5.1.2 Hoofdcontrolestations voor lading, controlestations, ruimten voor accommodatie en dienstruimten (met uitzondering van vrijstaande bergplaatsen voor gerei voor ladingbehandeling) moeten zijn gelegen achter alle ladingtanks, sloptanks en ruimten die lading- of sloptanks afscheiden van machineruimten, doch niet noodzakelijkerwijs achter brandstofolietanks en waterballasttanks, maar zij moeten zodanig zijn aangebracht, dat falen van een dek of een schot er niet toe kan leiden dat gassen of dampen uit de ladingtanks binnendringen in een ruimte voor accommodatie, hoofdcontrolestations voor lading, controlestations of dienstruimten. Met een nis, mits in overeenstemming met het bepaalde in paragraaf 5.1.1, behoeft geen rekening te worden gehouden bij het vaststellen van de plaats van deze ruimten.

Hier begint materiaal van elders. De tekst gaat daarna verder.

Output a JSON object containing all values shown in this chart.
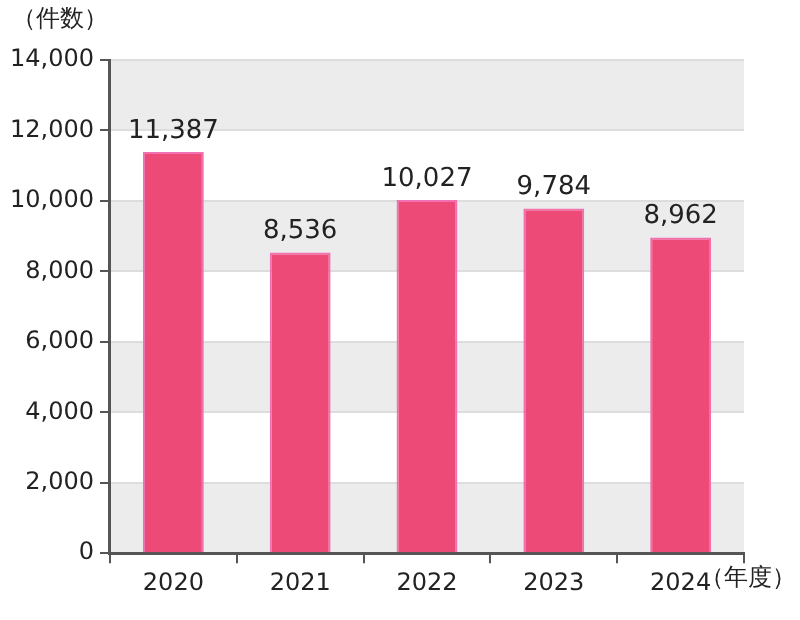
{
  "chart_data": {
    "type": "bar",
    "ylabel": "（件数）",
    "xlabel": "（年度）",
    "categories": [
      "2020",
      "2021",
      "2022",
      "2023",
      "2024"
    ],
    "values": [
      11387,
      8536,
      10027,
      9784,
      8962
    ],
    "color": "#ee4a78",
    "ylim": [
      0,
      14000
    ],
    "yticks": [
      {
        "value": 0,
        "label": "0"
      },
      {
        "value": 2000,
        "label": "2,000"
      },
      {
        "value": 4000,
        "label": "4,000"
      },
      {
        "value": 6000,
        "label": "6,000"
      },
      {
        "value": 8000,
        "label": "8,000"
      },
      {
        "value": 10000,
        "label": "10,000"
      },
      {
        "value": 12000,
        "label": "12,000"
      },
      {
        "value": 14000,
        "label": "14,000"
      }
    ],
    "value_labels": [
      "11,387",
      "8,536",
      "10,027",
      "9,784",
      "8,962"
    ],
    "grid": "y",
    "legend": false
  }
}
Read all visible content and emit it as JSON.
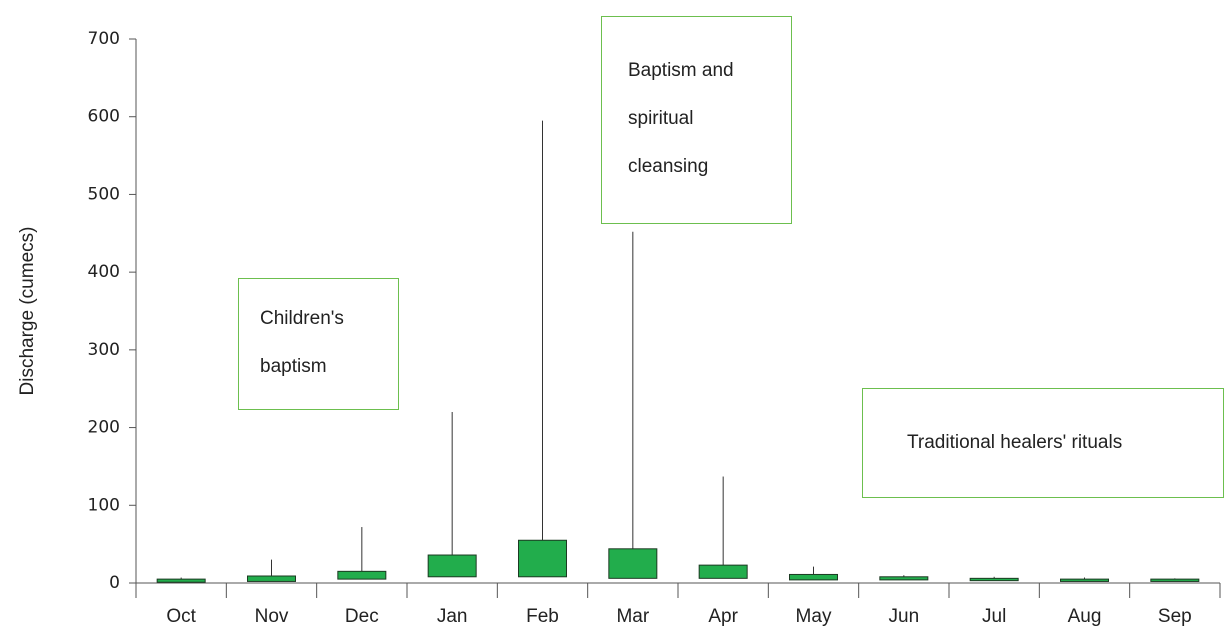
{
  "chart_data": {
    "type": "box",
    "y_label": "Discharge (cumecs)",
    "categories": [
      "Oct",
      "Nov",
      "Dec",
      "Jan",
      "Feb",
      "Mar",
      "Apr",
      "May",
      "Jun",
      "Jul",
      "Aug",
      "Sep"
    ],
    "color": "#22ad4c",
    "q1": [
      1,
      2,
      5,
      8,
      8,
      6,
      6,
      4,
      4,
      3,
      2,
      2
    ],
    "q3": [
      5,
      9,
      15,
      36,
      55,
      44,
      23,
      11,
      8,
      6,
      5,
      5
    ],
    "max": [
      7,
      30,
      72,
      220,
      595,
      452,
      137,
      21,
      10,
      8,
      7,
      6
    ],
    "ylim": [
      0,
      700
    ],
    "yticks": [
      0,
      100,
      200,
      300,
      400,
      500,
      600,
      700
    ],
    "annotations": [
      {
        "text": "Children's baptism"
      },
      {
        "text": "Baptism and spiritual cleansing"
      },
      {
        "text": "Traditional healers' rituals"
      }
    ]
  }
}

5.1.3 Echter, indien zulks noodzakelijk is, kan de Administratie toestaan dat hoofdcontrolestations voor lading, controlestations, ruimten voor accommodatie en dienstruimten zijn gelegen vóór ladingtanks, sloptanks en ruimten die de lading- en sloptanks afscheiden van de machineruimten, doch niet noodzakelijkerwijs voor brandstoftanks of waterballasttanks. Andere machineruimten dan die van categorie A mogen zijn gelegen vóór ladingtanks en sloptanks, mits zij van de ladingtanks en de sloptanks zijn afgescheiden door kofferdammen, ladingpompkamers, brandstofolietanks of waterballasttanks, en zijn voorzien van ten minste één draagbaar brandblusapparaat. In gevallen waarin zij verbrandingsmotoren of gasturbines bevatten, moet in aanvulling op draagbare brandblussapparaten worden voorzien in een goedgekeurd schuimblusapparaat met een capaciteit van ten minste 45 l of met gelijkwaardige capaciteit. Indien het gebruik van een half-draagbaar brandblusapparaat niet praktisch uitvoerbaar is, mag dit brandblusapparaat worden vervangen door twee aanvullende draagbare brandblusapparaten. Ruimten voor accommodatie, hoofdcontrolestations voor lading, controlestations en dienstruimten moeten zodanig zijn ingericht, dat falen van een dek of schot er niet toe kan leiden dat gassen of dampen uit de ladingtanks binnendringen in deze ruimten. Bovendien kan de Administratie toestaan, indien zulks noodzakelijk is voor de veiligheid of manoeuvreerbaarheid van het schip, dat de machineruimten waarin verbrandingsmotoren of gasturbines staan opgesteld, niet zijnde hoofdvoortstuwingswerktuigen met een vermogen groter dan 375 kW, vóór het ladinggedeelte zijn gelegen, mits de voorzieningen in overeenstemming zijn met het bepaalde in deze paragraaf.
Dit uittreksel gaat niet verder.